Romeo scores a flabby cucumber and some chicken cooked so dry it almost flakes, but the soup will soften it. And there is nothing wrong with boiled cucumber. Back home, he switches on his television and the hot plate. Feeling domestic, he rinses out his enameled tin saucepan in the bathroom sink. He opens three packets of noodles, douses them with water and flavoring, pares the cucumber into bits, cutting against his thumb. Behind him, CNN seems stuck on yellowcake.

Yellowcake, he sings.

Weyoheyoh weyoheyhoh

Yellowcake

Yellowcake

Make my sweet tooth ache.

Then, remembering all of the yellow cakes he’s devoured at funeral dinners and always with that chocolate frosting in tiny elevated swirls, he becomes nostalgic. Settling in before the television he meanders back to the times he went to visit Mrs. Peace so long ago and accepted squares of cake from the hands of little Emmaline. If he had ever declared his love to her once they were grown, would it have mattered? Would she have gone out with him, not Landreaux? Every year she moved farther above him, ever more out of his league. Not that he cared to be in any league, anymore, where women were concerned. My junk is monk, he thought. LOL. He’d learned LOL at work. In the olden days, there had been a chance. When he was considered smart. When there was cake passed on a little flowered plate from her hands to his hands. He can taste it, the melting scoop of vanilla soaking into the sweet loam of the slice. Like her dearness soaking into his porous heart. He’s not high, just living with that memory.

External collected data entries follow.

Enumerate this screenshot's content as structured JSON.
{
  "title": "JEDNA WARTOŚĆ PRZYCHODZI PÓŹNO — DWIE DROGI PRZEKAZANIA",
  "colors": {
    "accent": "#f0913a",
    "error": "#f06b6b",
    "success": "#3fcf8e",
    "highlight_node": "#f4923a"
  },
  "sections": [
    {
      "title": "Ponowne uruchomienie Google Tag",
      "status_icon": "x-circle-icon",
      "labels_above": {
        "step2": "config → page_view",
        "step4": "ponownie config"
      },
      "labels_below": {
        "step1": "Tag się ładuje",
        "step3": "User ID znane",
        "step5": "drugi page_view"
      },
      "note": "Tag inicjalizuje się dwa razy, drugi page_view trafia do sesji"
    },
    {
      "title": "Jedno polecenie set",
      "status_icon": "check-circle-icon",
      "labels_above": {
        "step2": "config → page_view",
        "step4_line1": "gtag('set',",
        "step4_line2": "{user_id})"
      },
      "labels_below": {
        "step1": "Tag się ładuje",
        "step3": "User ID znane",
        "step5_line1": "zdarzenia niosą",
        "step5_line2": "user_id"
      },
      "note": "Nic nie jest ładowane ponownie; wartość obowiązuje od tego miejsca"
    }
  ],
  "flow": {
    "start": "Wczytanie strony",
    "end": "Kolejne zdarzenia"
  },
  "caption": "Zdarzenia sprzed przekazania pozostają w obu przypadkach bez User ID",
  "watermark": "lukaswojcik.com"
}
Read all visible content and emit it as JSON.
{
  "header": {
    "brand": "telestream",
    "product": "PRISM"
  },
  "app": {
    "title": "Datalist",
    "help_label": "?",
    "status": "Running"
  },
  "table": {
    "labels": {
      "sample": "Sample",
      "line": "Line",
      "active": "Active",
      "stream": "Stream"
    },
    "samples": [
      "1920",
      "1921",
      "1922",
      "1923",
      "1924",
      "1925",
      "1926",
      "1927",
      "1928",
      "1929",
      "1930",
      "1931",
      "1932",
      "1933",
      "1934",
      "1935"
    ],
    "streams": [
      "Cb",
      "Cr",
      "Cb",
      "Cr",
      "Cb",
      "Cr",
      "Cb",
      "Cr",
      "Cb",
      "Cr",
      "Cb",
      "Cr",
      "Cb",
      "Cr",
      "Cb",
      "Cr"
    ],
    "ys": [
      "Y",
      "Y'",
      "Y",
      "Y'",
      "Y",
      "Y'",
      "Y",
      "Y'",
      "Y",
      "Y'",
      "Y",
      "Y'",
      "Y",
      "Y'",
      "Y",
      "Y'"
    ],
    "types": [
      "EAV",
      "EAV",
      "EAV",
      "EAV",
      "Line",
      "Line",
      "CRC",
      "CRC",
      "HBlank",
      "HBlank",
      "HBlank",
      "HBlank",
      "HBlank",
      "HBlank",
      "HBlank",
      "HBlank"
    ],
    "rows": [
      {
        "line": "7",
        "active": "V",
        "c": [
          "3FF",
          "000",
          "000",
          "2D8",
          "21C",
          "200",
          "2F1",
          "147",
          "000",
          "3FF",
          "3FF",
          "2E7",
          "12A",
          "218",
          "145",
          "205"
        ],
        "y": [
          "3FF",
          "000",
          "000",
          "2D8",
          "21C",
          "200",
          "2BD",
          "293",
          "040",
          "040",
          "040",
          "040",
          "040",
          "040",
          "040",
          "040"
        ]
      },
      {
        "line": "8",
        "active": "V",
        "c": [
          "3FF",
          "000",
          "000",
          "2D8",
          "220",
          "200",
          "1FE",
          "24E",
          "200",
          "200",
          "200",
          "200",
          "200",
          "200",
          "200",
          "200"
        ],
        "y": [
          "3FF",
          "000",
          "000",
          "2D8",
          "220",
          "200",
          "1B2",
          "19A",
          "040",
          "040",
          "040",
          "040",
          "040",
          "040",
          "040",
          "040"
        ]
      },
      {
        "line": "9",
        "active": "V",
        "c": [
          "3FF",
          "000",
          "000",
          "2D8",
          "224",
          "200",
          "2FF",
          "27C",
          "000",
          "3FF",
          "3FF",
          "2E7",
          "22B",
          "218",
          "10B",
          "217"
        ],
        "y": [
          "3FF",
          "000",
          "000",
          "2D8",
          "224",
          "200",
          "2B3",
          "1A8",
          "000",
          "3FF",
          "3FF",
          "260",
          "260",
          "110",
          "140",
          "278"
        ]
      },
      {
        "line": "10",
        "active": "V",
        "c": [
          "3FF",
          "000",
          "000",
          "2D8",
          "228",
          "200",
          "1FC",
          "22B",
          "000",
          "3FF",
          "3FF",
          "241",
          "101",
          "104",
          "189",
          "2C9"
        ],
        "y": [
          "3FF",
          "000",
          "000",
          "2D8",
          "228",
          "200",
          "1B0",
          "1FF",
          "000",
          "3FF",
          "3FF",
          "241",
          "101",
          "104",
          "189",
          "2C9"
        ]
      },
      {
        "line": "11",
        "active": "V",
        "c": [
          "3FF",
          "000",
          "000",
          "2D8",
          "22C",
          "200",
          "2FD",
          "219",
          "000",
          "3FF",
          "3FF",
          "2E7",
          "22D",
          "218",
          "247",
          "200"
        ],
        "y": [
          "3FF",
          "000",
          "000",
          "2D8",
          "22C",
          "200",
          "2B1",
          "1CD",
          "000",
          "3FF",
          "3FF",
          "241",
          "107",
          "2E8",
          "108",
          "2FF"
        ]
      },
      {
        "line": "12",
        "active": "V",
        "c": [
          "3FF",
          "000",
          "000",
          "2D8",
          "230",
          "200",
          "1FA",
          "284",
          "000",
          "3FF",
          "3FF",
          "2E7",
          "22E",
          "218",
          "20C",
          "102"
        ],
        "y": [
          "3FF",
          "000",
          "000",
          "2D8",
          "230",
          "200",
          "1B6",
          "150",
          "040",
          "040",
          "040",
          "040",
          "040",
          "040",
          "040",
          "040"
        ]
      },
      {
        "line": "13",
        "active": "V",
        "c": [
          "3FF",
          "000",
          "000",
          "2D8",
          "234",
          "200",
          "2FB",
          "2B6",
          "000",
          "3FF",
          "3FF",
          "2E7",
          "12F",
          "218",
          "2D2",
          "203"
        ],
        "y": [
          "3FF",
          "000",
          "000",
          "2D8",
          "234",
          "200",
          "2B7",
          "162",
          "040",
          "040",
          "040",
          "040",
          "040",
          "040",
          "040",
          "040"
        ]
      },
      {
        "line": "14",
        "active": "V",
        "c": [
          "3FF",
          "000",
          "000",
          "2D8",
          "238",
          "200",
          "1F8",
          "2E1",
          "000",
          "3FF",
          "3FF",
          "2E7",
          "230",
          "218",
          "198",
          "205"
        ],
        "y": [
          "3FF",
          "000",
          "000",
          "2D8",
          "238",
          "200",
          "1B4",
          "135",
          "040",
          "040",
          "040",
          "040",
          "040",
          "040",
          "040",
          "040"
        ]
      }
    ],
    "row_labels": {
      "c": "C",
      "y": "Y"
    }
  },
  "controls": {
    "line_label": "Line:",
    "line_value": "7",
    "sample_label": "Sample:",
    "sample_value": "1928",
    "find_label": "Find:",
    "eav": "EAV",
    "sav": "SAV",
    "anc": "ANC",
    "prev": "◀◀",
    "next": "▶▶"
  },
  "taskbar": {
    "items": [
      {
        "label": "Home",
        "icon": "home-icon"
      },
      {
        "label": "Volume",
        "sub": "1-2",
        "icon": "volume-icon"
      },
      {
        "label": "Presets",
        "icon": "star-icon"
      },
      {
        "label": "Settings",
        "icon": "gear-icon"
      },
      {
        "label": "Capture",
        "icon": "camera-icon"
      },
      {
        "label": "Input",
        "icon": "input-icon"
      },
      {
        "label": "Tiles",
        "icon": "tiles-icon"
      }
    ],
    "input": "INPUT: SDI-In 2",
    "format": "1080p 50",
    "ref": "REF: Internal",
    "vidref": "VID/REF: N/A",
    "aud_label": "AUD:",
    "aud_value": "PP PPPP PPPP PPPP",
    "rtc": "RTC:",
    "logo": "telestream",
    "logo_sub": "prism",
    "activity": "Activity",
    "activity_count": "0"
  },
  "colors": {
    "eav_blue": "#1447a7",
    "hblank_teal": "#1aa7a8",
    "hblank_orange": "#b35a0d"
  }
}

Not just to bring down Landreaux, he suddenly thinks, staring at his detective wall. But more. Maybe something true. I am not just a scabbed-over pariah. People should know.

The ramen hisses up, boiling over. Romeo busies himself rescuing his dinner. He gets his spoon ready, an old heavy metal cooking spoon from the government school. With a rag for a pot holder, he brings the pot of soup over and sets it upon a folded towel on the floor next to his chair. Waiting for his soup to cool, Romeo fixes his attention on the news. More yellowcake uranium powders. Italian what? Military Intelligence. What? Apparently Saddam has purchased Niger uranium powders, yellowcake uranium powders, which look like what they sound like, yellowcakey powders used for nuclear weapons. Then McCain comes on and Romeo puts the spoon back. McCain says that Saddam is a clear and present danger and that his pursuit to acquire weapons of mass destruction leads McCain to have very little doubt that Saddam would use them.